With U.S. oil and gas production at record highs thanks to the development of shale, their potential plays a dominant role in any discussion of where energy will come from in the future.

Wildly successful shale drilling upended expectations of the past that peak oil was imminent. Yet, the high decline rates of shale plays has left many wondering how long technological improvements will overcome geological limitations, wrote J. David Hughes, president of consultancy Global Sustainability Research, in a recent report on behalf of the Post Carbon Institute.

In the report assessing the 10 major tight oil and shale gas plays in the U.S., Hughes noted that while technological improvements have combined to lower costs and allow oil and gas to be extracted with fewer wells, they “have not significantly increased the ultimate recoverable resource.”

The research found that since 2012, lateral lengths have risen by 44% on average to 7,404 ft. The shortest average lateral length was 5,548 ft in the Barnett Shale. The highest was 9,864 feet in the Bakken.

Water volumes injected per well has also increased 25% on average across the 10 plays studied, with a more than six-fold rise in the Permian Basin for total water volume per well. “Injection per horizontal lateral foot has risen by 145% on average since 2012 to 1,645 gallons of water and 1,645 pounds of proppant,” Hughes said noting that individual wells have blown through these numbers at times.

“The increase in horizontal lateral length and water and proppant injection volumes mean that a 2018 well can access 2.6 times as much reservoir rock, on average, as a 2012 well,” according to the report. In particular, wells in the Permian Basin can access more than four times the rock.

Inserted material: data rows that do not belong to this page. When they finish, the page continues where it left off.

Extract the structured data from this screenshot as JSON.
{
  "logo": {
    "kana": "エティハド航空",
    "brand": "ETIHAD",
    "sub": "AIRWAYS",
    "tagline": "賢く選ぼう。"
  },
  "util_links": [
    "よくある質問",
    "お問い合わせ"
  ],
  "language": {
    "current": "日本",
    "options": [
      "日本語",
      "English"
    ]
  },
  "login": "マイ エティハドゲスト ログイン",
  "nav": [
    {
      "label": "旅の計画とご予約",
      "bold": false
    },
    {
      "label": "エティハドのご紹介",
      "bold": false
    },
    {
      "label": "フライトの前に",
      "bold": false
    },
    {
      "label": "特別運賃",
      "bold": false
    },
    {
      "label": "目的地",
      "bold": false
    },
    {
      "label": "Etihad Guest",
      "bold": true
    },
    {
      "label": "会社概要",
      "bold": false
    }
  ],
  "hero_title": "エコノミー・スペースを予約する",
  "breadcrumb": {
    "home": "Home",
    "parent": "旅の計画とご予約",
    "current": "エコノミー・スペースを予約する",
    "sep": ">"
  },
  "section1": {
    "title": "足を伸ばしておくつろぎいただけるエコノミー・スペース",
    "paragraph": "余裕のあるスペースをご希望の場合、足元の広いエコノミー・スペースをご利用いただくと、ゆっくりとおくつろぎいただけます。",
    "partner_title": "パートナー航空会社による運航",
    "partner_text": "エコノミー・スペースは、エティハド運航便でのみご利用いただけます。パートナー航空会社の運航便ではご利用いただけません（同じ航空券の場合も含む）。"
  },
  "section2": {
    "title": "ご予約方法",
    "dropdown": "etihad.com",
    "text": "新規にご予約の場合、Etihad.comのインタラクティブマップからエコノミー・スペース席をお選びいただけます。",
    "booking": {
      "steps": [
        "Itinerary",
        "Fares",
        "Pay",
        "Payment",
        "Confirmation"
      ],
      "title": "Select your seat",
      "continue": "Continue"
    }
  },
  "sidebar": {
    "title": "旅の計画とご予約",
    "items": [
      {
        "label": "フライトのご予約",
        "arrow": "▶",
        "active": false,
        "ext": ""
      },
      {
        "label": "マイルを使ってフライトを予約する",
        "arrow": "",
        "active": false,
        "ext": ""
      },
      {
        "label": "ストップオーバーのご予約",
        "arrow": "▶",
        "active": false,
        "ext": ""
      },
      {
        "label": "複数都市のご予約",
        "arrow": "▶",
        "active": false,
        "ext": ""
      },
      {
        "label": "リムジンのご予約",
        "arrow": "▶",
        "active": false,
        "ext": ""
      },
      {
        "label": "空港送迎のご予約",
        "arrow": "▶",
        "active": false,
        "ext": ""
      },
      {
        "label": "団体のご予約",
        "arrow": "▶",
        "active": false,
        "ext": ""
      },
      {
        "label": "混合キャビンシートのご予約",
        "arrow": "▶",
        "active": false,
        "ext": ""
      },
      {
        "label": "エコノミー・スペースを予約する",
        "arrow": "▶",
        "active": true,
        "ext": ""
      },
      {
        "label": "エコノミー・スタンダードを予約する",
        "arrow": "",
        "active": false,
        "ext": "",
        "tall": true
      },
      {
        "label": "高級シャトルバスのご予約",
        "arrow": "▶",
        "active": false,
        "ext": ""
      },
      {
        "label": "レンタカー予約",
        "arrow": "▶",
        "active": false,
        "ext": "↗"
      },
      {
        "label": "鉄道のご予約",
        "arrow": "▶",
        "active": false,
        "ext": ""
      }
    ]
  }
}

Tight Oil Play PrognosisShale Gas Play Prognosis

These resources’ thirst for drilling and capital to maintain production is significant. The report found that the production-weighted three-year decline rates was 87% for tight oil and 78% for shale gas wells. With new drilling, 26% annually for tight oil and 30% per year for shale gas, for instance. 

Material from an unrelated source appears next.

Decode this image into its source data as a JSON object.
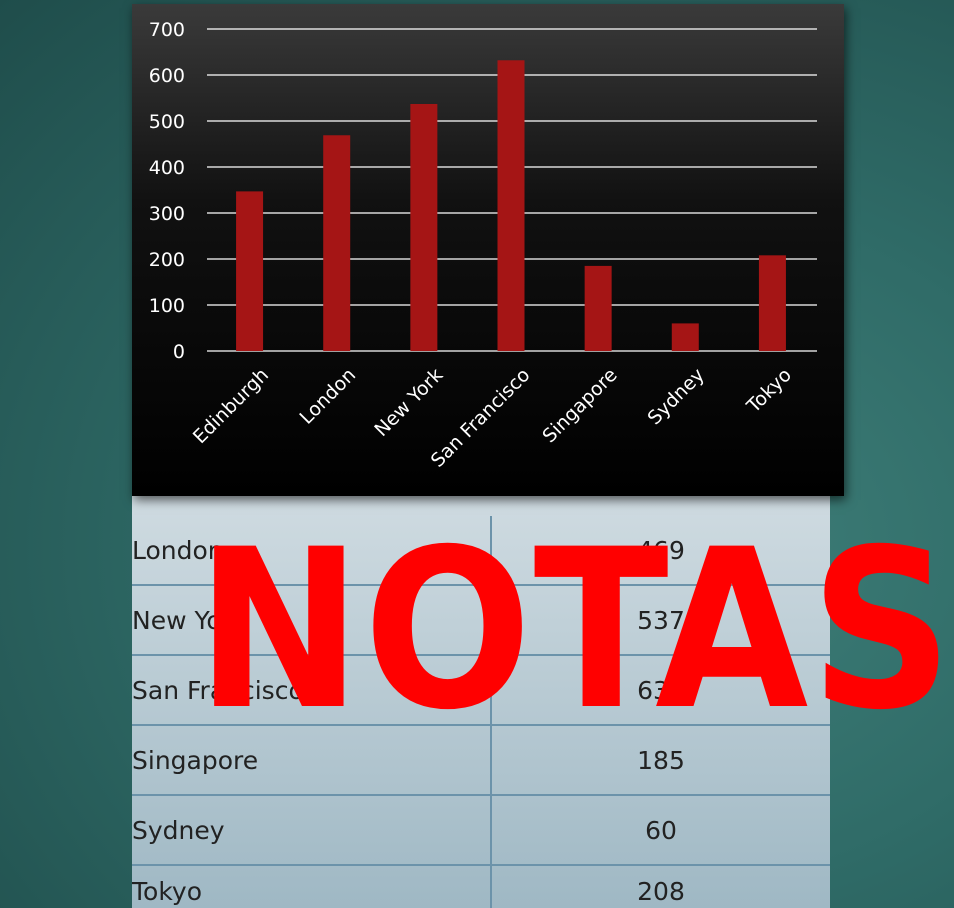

Hughes estimated that to keep production flat at late-2018 production rates, 5,399 new wells per year are required for tight oil and 2,335 wells for shale gas, amounting to expenditures of $52.3 billion per year to offset field declines, with nearly three-quarters of that amount for tight oil (drilling costs only).

For 2018, drilling costs were estimated to reach $70 billion for 9,975 wells—77% of that for tight oil and 23% for shale gas. Of the $54 billion spent on tight oil in 2018, 70% was directed to offset field declines and 30% to boost production. For shale gas, 90% was earmarked to offset declines.

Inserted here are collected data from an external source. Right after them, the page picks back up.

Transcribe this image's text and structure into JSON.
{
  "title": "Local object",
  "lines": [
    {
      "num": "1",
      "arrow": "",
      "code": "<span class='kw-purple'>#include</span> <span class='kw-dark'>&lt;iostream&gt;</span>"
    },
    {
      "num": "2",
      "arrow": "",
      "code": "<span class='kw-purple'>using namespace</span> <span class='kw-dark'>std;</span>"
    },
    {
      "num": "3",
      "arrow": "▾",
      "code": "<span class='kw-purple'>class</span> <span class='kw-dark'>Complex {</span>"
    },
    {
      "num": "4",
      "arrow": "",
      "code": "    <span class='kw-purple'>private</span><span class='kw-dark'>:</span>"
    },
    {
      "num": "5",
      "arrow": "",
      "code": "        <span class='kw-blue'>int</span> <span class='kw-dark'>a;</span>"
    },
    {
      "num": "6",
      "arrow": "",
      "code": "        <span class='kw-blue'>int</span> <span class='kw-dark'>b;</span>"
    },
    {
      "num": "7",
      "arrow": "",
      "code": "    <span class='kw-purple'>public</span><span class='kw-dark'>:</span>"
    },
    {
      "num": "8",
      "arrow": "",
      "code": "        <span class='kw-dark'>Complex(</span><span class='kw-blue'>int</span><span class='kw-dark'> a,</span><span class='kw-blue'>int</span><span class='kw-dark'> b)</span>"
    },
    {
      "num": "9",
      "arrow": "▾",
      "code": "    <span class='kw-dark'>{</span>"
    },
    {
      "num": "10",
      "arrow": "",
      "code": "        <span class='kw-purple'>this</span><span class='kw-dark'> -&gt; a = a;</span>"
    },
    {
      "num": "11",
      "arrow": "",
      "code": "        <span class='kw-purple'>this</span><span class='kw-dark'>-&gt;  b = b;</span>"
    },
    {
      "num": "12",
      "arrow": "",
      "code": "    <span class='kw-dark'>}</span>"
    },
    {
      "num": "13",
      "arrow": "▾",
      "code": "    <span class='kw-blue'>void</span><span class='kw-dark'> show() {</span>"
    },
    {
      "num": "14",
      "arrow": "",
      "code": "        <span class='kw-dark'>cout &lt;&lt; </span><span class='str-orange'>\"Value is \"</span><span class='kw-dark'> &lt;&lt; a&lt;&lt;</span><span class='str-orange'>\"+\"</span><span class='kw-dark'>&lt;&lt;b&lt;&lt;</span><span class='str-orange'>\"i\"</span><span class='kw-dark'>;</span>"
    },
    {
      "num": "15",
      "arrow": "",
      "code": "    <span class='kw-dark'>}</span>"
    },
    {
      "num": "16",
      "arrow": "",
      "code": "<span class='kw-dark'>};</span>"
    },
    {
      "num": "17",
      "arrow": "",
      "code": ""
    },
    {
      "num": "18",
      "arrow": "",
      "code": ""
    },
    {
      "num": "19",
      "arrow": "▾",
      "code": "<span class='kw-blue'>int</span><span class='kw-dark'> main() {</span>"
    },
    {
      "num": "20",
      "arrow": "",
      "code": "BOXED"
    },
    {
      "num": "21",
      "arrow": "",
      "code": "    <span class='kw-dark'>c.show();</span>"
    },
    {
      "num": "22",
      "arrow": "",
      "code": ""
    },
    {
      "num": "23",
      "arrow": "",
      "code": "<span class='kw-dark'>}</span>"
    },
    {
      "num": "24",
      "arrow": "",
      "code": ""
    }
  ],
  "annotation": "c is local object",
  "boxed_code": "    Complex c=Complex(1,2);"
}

Hughes’ conclusion is that eventually, in all plays, despite better technology’s efforts, production will fall as costs rise.

“Assuming shale production can grow forever based on ever-improving technology is a mistake—geology will ultimately dictate the costs and quantity of resources that can be recovered,” he said. “Future energy policy must be based on this reality.”

Tight Oil Decline Rates, Wells NeededShale Gas Decline Rates, Wells Needed

Hughes is an earth scientist who has studied the energy resources of Canada for four decades, including 32 years with the Geological Survey of Canada as a scientist and research manager, according to the Post Carbon Institute website. He currently leads Global Sustainability Research, a consultancy dedicated to research on energy and sustainability issues, plus is a board member of Physicians, Scientists & Engineers for Healthy Energy and is a fellow of Post Carbon Institute.

His report, published in May, focused on the 10 major tight oil and shale gas plays in the U.S. in terms of their production, injection volumes per foot of horizontal lateral, lateral lengths, production trends, drilling rates and remaining locations, as well as other metrics. It also looked at geological variability and environmental impacts. Drillinginfo was the main source for production data for oil, gas and water by play, and Fracfocus was the source for injected volumes of water and proppant. The data is current to late-2018, according to the report.